The Brave browser, and the related Basic Attention Token (BAT) project, have been doing very well in 2019. They have gone on to be mentioned in popular tech publications and are quickly gaining traction among users who fall outside the traditional cryptocommunity.
After hitting 350,000 verified publishers, 8 million active users and reaching 50 million downloads on Android, the Brave team is on the cusp of reaching another milestone - they have released plans for an implementation of a distributed Virtual Private Network (VPN) called VPN0.
The team is tackling the challenges associated with dVPNs, namely performance, privacy guarantees and traffic accountability. The team claims that this will be the first dVPN that will offer “a privacy preserving traffic authorization and validation system.”

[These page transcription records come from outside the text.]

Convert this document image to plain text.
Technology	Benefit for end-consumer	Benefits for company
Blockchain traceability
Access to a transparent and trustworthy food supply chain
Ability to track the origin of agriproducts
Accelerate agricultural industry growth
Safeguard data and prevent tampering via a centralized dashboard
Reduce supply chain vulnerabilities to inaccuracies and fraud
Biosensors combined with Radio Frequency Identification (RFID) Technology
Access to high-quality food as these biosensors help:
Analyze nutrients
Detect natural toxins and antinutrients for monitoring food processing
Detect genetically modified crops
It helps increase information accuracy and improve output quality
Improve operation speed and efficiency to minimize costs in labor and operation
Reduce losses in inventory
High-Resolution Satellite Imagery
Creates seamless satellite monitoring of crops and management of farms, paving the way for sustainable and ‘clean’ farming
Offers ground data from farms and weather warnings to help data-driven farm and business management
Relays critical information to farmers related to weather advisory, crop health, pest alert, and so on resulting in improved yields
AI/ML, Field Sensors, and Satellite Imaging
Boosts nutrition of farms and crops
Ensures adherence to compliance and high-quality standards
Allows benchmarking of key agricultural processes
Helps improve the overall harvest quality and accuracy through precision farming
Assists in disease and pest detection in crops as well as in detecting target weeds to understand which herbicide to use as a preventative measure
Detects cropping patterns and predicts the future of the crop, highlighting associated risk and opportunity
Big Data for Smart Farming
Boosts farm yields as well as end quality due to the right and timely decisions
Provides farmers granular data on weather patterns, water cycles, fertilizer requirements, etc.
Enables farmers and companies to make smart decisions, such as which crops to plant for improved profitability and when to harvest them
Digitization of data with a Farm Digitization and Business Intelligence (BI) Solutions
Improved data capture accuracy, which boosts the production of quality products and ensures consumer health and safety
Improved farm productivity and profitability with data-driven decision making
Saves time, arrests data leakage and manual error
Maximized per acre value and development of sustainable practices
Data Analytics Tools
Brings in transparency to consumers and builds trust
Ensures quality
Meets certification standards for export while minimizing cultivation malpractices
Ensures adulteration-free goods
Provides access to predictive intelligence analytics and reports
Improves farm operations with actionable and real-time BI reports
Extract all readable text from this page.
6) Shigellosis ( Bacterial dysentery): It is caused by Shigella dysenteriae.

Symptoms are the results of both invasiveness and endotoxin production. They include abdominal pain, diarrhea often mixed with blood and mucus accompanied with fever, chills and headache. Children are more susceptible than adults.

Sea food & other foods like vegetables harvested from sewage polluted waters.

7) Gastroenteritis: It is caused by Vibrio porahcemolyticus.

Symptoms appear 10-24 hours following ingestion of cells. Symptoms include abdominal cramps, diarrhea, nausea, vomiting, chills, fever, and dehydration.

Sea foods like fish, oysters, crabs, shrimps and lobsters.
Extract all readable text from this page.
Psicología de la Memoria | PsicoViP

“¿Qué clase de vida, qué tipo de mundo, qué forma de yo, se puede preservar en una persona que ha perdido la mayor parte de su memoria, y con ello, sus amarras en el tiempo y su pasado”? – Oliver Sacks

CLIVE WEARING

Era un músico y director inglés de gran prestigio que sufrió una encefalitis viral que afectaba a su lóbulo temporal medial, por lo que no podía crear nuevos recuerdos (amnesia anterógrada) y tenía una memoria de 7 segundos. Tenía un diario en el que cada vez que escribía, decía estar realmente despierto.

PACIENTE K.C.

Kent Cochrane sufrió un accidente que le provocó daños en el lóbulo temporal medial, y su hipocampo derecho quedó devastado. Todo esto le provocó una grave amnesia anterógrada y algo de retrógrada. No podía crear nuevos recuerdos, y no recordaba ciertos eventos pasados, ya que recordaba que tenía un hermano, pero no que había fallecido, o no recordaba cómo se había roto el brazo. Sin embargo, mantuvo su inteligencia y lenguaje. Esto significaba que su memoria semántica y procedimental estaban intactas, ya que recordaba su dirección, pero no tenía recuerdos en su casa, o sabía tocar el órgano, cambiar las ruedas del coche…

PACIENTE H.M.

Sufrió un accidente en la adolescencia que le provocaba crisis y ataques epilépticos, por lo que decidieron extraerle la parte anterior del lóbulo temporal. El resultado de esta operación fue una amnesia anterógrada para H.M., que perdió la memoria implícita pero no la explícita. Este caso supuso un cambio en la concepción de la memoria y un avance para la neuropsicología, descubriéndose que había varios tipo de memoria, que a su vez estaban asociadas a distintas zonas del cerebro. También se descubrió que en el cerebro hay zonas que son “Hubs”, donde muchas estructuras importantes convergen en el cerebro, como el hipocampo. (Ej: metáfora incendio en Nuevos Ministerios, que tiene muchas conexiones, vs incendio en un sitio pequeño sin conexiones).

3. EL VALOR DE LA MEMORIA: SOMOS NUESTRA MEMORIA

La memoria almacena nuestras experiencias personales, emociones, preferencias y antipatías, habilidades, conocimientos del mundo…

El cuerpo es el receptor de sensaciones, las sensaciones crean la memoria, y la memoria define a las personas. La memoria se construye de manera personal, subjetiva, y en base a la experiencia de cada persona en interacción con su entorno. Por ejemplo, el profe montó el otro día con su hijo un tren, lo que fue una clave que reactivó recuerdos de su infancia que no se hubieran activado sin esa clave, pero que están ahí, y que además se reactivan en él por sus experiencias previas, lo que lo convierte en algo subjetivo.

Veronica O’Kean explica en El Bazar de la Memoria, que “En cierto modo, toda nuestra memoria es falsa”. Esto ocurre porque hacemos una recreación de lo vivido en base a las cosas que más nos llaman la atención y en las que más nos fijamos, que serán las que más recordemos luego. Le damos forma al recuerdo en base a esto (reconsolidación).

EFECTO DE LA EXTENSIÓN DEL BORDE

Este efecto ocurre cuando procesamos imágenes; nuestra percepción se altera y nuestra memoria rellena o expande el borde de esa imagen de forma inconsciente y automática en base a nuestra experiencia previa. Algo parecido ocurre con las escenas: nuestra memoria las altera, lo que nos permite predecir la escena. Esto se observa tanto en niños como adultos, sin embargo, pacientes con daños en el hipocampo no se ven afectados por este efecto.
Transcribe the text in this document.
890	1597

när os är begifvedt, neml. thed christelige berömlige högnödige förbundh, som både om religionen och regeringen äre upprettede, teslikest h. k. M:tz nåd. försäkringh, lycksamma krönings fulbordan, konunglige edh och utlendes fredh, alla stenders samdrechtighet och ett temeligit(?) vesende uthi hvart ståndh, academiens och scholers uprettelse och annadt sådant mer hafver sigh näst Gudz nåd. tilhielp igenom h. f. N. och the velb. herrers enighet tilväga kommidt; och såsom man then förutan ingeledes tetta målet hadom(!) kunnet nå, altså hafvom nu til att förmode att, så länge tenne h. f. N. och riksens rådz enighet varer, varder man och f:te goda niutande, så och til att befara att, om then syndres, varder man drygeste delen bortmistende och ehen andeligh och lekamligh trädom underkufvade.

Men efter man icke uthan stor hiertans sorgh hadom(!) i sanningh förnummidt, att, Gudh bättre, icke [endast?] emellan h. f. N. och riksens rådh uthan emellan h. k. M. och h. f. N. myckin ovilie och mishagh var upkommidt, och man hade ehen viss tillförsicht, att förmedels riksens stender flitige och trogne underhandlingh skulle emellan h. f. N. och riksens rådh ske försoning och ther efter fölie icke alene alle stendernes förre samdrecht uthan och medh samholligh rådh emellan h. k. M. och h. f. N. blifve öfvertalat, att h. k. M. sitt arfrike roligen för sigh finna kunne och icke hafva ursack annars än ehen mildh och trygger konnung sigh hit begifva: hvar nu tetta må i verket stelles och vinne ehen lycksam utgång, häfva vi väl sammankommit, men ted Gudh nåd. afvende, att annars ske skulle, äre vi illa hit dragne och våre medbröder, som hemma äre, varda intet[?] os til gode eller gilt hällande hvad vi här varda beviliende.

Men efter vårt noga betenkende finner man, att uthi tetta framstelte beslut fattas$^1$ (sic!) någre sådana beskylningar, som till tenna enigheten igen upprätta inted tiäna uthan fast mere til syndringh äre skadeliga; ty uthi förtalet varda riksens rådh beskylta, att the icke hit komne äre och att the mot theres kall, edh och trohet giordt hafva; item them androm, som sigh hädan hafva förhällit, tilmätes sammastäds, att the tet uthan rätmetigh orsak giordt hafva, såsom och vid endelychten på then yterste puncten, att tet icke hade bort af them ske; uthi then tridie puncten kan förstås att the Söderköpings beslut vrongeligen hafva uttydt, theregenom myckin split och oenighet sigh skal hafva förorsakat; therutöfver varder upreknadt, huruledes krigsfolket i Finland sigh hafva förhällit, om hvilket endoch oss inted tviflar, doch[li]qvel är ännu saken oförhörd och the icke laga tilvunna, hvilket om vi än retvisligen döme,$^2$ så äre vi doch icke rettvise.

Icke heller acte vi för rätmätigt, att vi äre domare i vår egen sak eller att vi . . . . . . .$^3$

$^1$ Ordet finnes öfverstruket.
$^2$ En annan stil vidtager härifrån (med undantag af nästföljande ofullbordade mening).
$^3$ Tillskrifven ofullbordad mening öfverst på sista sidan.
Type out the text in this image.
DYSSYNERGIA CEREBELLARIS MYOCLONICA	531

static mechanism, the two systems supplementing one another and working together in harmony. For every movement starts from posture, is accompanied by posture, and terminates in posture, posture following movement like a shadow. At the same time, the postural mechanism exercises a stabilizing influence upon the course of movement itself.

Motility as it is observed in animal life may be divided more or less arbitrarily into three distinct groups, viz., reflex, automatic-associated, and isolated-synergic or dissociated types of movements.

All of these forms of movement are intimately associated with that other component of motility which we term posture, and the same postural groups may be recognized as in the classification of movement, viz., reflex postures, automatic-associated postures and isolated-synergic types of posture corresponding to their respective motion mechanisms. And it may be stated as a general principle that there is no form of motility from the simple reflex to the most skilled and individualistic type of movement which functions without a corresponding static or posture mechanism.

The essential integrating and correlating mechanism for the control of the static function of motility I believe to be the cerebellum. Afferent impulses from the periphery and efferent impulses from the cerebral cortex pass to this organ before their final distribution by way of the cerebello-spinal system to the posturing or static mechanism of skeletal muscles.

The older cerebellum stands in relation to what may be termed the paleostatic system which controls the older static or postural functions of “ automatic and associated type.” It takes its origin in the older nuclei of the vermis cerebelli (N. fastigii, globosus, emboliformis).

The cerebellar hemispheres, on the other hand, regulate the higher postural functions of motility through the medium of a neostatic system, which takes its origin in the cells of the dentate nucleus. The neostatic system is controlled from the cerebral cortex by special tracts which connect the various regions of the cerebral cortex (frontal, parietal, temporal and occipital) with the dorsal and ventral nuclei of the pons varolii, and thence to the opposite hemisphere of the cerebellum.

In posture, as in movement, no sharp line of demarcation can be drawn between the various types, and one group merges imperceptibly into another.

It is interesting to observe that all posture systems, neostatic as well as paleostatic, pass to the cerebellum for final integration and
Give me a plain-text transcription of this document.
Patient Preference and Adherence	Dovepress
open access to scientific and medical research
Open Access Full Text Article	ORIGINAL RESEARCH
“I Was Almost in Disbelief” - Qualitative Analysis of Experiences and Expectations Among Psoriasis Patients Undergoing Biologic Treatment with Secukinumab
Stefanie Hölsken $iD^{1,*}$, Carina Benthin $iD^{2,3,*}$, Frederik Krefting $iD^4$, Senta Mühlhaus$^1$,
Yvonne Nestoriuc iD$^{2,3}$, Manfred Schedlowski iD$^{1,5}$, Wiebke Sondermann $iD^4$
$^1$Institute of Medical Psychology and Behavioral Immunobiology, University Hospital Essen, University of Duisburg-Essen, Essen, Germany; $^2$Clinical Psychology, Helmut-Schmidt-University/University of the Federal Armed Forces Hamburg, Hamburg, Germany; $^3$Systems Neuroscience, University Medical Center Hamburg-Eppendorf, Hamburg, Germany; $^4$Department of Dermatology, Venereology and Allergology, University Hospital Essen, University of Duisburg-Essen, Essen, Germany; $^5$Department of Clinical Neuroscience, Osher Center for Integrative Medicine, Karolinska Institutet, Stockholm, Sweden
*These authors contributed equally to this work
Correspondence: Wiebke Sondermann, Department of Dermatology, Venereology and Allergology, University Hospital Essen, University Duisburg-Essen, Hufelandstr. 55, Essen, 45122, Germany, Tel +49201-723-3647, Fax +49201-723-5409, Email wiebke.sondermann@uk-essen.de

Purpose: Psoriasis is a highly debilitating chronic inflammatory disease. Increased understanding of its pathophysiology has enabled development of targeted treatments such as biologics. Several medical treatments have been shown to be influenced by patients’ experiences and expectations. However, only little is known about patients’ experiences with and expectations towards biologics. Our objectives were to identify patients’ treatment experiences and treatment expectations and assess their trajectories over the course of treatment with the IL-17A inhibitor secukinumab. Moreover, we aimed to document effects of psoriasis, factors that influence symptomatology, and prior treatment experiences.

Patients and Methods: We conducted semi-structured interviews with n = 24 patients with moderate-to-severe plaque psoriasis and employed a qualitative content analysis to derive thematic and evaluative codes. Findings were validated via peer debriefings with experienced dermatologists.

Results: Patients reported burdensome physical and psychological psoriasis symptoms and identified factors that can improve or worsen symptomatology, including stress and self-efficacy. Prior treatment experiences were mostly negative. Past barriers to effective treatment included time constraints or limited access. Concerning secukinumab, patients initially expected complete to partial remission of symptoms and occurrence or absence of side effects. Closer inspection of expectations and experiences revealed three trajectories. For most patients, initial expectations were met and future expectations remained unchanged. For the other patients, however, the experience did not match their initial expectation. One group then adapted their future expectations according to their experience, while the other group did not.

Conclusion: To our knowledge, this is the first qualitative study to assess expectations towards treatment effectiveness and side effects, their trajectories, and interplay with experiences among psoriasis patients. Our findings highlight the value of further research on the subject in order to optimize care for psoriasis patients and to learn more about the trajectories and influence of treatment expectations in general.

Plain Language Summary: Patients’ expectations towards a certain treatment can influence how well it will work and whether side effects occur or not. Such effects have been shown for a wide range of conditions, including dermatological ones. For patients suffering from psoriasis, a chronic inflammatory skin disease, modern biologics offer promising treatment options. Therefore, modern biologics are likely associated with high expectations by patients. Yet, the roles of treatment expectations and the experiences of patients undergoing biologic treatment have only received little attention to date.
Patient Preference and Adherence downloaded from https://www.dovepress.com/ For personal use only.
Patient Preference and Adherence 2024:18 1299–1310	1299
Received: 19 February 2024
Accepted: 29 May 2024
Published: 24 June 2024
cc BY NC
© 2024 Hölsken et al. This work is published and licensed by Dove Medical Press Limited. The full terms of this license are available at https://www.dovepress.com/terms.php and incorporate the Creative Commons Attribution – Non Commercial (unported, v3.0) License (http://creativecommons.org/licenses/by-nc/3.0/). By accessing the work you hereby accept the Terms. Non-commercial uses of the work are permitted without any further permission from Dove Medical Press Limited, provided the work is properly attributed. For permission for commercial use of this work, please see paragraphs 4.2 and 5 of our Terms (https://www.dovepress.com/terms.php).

This kind of VPN differs from centralized ones in that users act as both clients and relay/exit nodes. Most importantly, the nodes can decide what kind of traffic they want to transmit. For example, they can agree to transmit traffic only coming from news websites.
Why Is It Exciting?
VPN use over the years.
This is an important development for Brave in several respects. For one thing, it adds a privacy preserving feature that is more popular than ever before. VPN usage has been increasing year on year and to have it integrated into a major browser is a testament to both security and privacy efforts.
VPN Google search
VPN search interest.
Brave’s dVPN is unlike anything we’ve come across before, and the ability to incentivize the solution with BAT tokens could lead to even quicker growth and usage, as has been the case with the Brave browser in general.
Brave is already taking off in a way that most altcoins would be jealous of, but this just gives additional incentive to use BAT, which is already doing well with its Brave Ads feature. It looks like the team has offering much more privacy on its agenda - which could really help it go much further.